It took us three long days to drive from Glacier National Park just shy of the Canadian border in Montana, to southeastern Utah. We spent a night along the west side of Flathead Lake south of Kalispell, then just outside Missoula, and finally in Idaho Falls before the final push to our favorite Utah headquarters, Moab.
First on our list of adventures was to explore the Island in the Sky District of Canyonlands National Park. It’s only a short thirty minute drive from Moab.
In Canyonlands, every road, parking pad and camping spot had been newly paved or resurfaced to celebrate the National Park Service’s highly promoted centennial this year. We spent five days camping in and hiking from the national park’s only campground, the tiny 12 site Willow Flat Campground. Each site had a covered picnic area that provided a great place to string the hammock, too. We felt very fortunate to get a spot, bright and early on a Wednesday morning before the other sharks started to circle.

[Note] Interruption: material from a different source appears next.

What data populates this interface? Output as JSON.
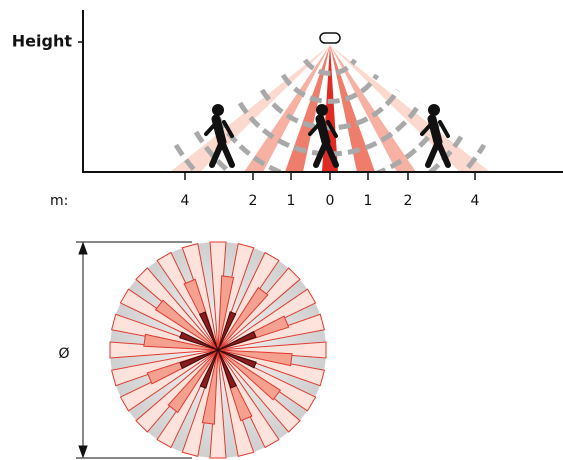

The location was ideal and only a short walk to one of the more stunning overlooks, Green River Overlook. Each night, we watched dozens of guys lugging giant cameras and long tripods arrived just before sunset to photograph the evening’s show. Returning from the overlook the first night, we encountered the largest buck we’ve ever seen, sporting a broad 10 point rack, right along the road side. Five nights later, we each spooked him at different times when we went out to use the facilities in the middle of the night. He was standing in a narrow spot between a truck and a tree when I surprised him at 5 a.m. and his antlers left a scratch on the truck’s black paint.
Twice we saw the tiniest desert fox cruising around our campsite at dusk. Hardly bigger than a small house cat, his black tipped tail was as long as his body. After seeing a little too much wildlife in Glacier National Park the previous week, we were thrilled to spot this elusive little critter.
October 5 The Island in the Sky District of Canyonlands sits at over 6000 feet elevation, high above the surrounding dramatic landscapes on the top of the mesa. We spent our first afternoon getting acclimated to the sun and the elevation with three short hikes: a two mile to Aztec Butte which featured a small Anasazi granary, a one mile stretch of the legs up to the top of Whale Rock and a two mile walk out to the Upheaval Dome Overlook.
October 6 We chose the challenging Gooseberry hike which starts very abruptly over the edge of the mesa and descends straight down narrow, loose rock switchbacks. We managed almost 1000 feet of descent in one mile, (about 2/3 of the way down) before giving ourselves permission to regain the mesa top.
October 7 The Park Ranger recommended the top portion of the Lathrop Trail, which we agreed was our favorite hike, too. It starts in two mile long high-grass meadow then winds through white swirls of sandstone. We went a little further and dropped over the mesa edge following a long series of gradual switchbacks along the canyon wall.11 a.m. – 3 p.m., 4 hours, 6 miles, 760 feet elevation gain.
October 8 We did two shorter hikes: to Grandview Overlook (two miles) then one from the Murphy Point Overlook (three miles) later in the afternoon.
October 9 We left early in the morning to secure a spot at our next location, Ken’s Lake, a BLM campground ten minutes south of Moab.